We present an algorithm that produces a fused false color representation of a combined multiband IR and visual imaging
system for maritime applications. Multispectral IR imaging techniques are increasingly deployed in maritime operations,
to detect floating mines or to find small dinghies and swimmers during search and rescue operations. However, maritime
backgrounds usually contain a large amount of clutter that severely hampers the detection of small targets. Our new
algorithm deploys the correlation between the target signatures in two different IR frequency bands (3-5 and 8-12 μm) to
construct a fused IR image with a reduced amount of clutter. The fused IR image is then combined with a visual image in
a false color RGB representation for display to a human operator. The algorithm works as follows. First, both individual
IR bands are filtered with a morphological opening top-hat transform to extract small details.
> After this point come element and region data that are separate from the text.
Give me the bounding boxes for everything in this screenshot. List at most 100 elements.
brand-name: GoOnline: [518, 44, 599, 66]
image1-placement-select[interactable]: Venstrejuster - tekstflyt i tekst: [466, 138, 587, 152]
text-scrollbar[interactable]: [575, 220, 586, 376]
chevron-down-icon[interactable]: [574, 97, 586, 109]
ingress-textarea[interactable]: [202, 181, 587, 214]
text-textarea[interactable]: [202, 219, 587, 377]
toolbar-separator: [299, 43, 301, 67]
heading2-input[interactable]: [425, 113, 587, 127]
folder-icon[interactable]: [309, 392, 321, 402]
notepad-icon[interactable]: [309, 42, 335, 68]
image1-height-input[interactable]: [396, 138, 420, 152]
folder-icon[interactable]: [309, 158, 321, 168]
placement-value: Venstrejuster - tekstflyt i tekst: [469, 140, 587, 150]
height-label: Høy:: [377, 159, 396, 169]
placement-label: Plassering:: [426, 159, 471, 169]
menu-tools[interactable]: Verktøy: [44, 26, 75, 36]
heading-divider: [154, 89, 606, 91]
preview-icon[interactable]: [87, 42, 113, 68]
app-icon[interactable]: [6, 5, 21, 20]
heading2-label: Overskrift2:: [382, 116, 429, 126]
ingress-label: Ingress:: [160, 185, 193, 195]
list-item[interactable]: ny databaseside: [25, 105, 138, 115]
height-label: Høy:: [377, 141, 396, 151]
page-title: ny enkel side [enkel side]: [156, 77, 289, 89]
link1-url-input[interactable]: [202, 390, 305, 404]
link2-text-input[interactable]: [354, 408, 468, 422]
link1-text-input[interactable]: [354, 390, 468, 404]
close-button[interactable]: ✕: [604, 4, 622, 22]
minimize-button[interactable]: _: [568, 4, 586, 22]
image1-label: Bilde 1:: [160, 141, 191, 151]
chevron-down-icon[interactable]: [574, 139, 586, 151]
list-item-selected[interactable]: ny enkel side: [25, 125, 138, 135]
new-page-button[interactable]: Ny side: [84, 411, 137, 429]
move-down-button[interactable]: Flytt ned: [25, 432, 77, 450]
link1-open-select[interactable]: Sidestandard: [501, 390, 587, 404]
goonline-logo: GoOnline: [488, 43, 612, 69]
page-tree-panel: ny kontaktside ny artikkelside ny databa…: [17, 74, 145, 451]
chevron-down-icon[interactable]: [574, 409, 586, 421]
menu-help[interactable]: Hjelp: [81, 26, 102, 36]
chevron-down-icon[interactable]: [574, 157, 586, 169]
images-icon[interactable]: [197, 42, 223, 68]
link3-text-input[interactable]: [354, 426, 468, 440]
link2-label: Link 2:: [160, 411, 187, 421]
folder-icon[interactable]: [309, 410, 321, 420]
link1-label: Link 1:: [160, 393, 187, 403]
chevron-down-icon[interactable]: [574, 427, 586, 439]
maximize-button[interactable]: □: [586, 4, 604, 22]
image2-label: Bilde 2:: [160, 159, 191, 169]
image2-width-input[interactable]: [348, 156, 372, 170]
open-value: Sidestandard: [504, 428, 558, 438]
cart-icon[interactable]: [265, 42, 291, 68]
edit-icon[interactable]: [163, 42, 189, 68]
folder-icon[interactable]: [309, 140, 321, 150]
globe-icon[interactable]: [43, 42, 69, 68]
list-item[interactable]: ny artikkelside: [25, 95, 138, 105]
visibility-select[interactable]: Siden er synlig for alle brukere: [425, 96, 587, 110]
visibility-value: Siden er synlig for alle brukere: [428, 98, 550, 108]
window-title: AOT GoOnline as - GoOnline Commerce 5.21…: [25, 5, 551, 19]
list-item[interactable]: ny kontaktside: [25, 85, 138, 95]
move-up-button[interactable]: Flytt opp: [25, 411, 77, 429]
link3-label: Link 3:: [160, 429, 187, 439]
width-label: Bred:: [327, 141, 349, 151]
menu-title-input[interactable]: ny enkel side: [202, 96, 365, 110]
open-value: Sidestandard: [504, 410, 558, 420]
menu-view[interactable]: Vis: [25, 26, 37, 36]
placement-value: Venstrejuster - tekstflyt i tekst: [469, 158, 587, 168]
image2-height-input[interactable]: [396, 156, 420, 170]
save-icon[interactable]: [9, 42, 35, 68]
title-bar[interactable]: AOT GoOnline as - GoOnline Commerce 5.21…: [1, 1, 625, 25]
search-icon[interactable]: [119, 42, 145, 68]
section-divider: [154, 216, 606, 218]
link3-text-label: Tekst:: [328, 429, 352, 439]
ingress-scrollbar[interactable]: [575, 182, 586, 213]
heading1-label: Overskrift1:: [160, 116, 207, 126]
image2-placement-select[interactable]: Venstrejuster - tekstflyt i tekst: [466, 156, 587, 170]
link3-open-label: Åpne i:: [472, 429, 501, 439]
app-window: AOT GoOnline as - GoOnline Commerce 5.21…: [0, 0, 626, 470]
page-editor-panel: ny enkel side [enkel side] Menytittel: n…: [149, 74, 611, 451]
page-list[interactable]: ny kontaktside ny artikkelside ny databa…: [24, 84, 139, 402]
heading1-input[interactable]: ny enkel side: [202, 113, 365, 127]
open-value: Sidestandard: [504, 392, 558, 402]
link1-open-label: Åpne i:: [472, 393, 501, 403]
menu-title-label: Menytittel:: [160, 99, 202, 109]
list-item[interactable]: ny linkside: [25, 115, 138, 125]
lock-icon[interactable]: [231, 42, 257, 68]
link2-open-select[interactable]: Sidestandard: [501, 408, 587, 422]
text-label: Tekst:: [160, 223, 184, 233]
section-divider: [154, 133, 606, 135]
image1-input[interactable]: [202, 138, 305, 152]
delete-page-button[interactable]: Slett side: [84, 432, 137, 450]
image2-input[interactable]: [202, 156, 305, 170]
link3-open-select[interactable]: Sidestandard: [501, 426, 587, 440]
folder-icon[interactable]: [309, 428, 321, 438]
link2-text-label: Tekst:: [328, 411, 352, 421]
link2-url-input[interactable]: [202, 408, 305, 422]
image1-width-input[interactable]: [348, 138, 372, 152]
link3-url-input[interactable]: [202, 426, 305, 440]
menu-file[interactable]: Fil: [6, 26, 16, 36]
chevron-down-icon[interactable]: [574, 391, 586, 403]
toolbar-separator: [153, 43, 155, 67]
Second, a common image
is extracted from the two filtered IR bands, and assigned to the red channel of an RGB image. Regions of interest that
appear in both IR bands remain in this common image, while most uncorrelated noise details are filtered out. Third, the
visual band is assigned to the green channel and, after multiplication with a constant (typically 1.6) also to the blue
channel. Fourth, the brightness and colors of this intermediate false color image are renormalized by adjusting its first
order statistics to those of a representative reference scene. The result of these four steps is a fused color image, with
naturalistic colors (bluish sky and grayish water), in which small targets are clearly visible.